From: eratosthenes on 4 Aug 2010 06:43 On Aug 3, 9:20 pm, "Androcles" <Headmas...(a)Hogwarts.physics_z> wrote: > | I would like to to incorporate the energy loss due to drag. What form > | would this energy loss take? That is not terribly difficult to derive, although generalizing to n- bodies and obtaining a useful solution may be another matter. T get the Lagrangian for the system you need the following, where % is the angle with the vertical: x = L * cos(%) y = - L * sin(%) dx/dt = L * sin(%) * d%/dt dy/dt = L * cos(%) * d&/dt The damping can be modeled as a generalized force, call it friction, viscosity or whatever you like and give A the appropriate units: F_x = - A * L * cos(%) * d&/dt F_x = - A * L * sin(%) * d&/dt From there the basic one dimensional derivation is cake, the rest is up to you.
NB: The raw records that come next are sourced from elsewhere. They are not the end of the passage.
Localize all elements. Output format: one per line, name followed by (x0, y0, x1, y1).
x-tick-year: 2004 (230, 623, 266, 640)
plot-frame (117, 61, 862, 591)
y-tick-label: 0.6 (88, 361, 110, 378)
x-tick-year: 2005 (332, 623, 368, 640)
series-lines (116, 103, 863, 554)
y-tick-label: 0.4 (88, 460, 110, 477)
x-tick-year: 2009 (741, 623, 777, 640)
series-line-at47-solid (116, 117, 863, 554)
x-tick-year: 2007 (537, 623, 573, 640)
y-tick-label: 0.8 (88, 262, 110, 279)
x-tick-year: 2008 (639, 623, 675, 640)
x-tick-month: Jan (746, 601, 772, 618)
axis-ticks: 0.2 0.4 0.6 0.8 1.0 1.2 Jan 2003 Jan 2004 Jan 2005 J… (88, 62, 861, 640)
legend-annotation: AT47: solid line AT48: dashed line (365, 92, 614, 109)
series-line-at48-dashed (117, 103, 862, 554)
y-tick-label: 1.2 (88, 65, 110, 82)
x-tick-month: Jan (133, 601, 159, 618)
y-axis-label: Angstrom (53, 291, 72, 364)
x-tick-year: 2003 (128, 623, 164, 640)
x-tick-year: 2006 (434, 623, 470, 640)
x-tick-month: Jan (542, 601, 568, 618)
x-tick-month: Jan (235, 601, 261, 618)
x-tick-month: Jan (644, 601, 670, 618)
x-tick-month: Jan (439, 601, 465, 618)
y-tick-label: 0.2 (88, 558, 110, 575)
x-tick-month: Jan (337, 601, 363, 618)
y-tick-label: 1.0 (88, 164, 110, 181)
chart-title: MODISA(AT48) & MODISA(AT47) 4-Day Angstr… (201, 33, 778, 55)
Patrick
From: Androcles on 4 Aug 2010 07:56
"eratosthenes" <rehamkcirtap(a)gmail.com> wrote in message news:15586daf-3d70-4460-853b-be7879299294(a)z30g2000prg.googlegroups.com... | I would like to to incorporate the energy loss due to drag. What form | would this energy loss take? Why would you want to do that, snipping daehtihs(a)gmail.com? |